There won't be a new e-Golf while the GTD's future is uncertain.

Between the facelifted Passat, first-ever T-Roc R, and the torquetastic Touareg V8 TDI, Volkswagen is quite busy these days at the Geneva Motor Show where it’s also displaying the funky I.D. Buggy electric concept. But none of these models are nearly as important as the mighty Golf – the company’s best-selling car with more than 35 million units delivered since 1974. As we are inching closer to the next generation’s reveal, VW is beginning to talk a bit about its hugely successful compact car.

Speaking with Autocar in Geneva this week, VW’s sales chief Jurgen Stackmann promised the new one will retain everything that’s great about the Golf, plus a high level of digitisation inside the cabin.
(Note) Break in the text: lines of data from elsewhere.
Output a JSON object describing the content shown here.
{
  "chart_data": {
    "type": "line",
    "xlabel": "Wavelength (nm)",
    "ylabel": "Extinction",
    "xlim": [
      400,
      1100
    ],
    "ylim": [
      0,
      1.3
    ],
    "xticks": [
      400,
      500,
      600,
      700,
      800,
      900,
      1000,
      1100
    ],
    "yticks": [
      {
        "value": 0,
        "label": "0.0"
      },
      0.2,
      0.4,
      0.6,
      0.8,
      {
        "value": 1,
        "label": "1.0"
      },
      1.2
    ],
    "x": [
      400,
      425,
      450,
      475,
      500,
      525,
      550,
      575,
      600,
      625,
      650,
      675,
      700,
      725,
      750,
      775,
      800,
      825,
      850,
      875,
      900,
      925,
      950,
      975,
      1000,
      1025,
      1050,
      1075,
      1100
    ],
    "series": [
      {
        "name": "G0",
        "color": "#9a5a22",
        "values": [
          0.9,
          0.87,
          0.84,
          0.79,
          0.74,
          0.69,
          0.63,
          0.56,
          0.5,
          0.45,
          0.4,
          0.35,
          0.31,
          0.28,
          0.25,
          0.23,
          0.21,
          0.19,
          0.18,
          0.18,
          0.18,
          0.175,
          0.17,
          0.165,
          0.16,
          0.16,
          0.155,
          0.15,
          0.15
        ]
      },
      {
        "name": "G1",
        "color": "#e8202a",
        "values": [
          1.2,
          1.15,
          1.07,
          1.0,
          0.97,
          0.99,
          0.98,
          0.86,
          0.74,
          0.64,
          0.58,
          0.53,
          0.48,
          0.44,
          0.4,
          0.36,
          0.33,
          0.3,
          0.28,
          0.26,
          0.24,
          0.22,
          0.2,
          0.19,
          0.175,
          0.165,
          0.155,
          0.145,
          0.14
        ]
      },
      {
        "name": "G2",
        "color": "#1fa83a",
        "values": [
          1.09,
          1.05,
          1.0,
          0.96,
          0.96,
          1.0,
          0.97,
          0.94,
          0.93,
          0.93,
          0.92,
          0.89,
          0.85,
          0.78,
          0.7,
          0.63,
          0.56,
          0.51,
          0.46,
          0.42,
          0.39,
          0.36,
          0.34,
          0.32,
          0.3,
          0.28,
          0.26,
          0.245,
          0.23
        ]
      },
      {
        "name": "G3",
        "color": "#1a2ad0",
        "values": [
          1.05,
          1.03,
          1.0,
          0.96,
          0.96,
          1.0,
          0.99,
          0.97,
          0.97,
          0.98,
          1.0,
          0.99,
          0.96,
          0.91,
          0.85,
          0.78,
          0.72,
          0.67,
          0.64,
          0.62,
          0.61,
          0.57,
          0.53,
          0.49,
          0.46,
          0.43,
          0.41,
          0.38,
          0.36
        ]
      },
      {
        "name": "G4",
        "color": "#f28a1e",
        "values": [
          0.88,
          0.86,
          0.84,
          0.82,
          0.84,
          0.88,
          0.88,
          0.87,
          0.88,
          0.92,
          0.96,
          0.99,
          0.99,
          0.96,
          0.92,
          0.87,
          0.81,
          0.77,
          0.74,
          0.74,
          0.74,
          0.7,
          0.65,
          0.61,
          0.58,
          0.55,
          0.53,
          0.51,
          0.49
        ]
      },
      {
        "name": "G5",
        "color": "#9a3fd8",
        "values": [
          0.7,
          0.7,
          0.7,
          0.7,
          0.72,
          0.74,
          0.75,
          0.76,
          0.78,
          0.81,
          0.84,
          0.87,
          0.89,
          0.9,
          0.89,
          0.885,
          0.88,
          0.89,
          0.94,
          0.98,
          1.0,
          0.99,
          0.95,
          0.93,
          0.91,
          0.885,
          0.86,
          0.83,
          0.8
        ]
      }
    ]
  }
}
In other words, the next iteration will pack more tech than ever before, which likely means a more advanced digital instrument cluster and the latest infotainment system. It remains to be seen whether the Golf will inherit the Touareg’s gigantic display, though.

Gallery: 2020 VW Golf new spy photos

Traditionalists probably won’t like VW’s decision to get rid of most physical buttons and knobs as nearly everything will be integrated into the touchscreen, at least on the high-end versions. Even turning on the headlights might change in the eighth-gen Golf as apparently there will be a touchpad for that instead of the familiar switch you’ll find on most VAG cars. The climate controls might also be built into the touchscreen, much like they are on the aforementioned posh midsize SUV.

Stackmann announced the demise of the e-Golf as the current generation of the all-electric model won’t be renewed since VW believes it would clash with the I.D. hatch. The GTI and R performance version will live to see another generation, while the GTD’s future is uncertain. The company’s official says an announcement regarding the fate of the diesel-fuelled hot hatch will be made at some point in the future.

In regards to dimensions, the Golf VIII expected to have a slightly longer wheelbase and “noticeably” wider tracks that will translate into more space inside the cabin. The trunk’s cargo capacity is also set to grow, while the updated MQB platform is rumoured to bring weight savings of roughly 50 kilograms.

VW isn’t saying when it will unveil the new Golf, but with production starting in June, it means we won’t have to wait much longer. There’s a lot riding on the Mk VIII, not just because of the Golf’s importance, but also due to the reason Wolfsburg is investing more than $2 billion in the model’s lineup.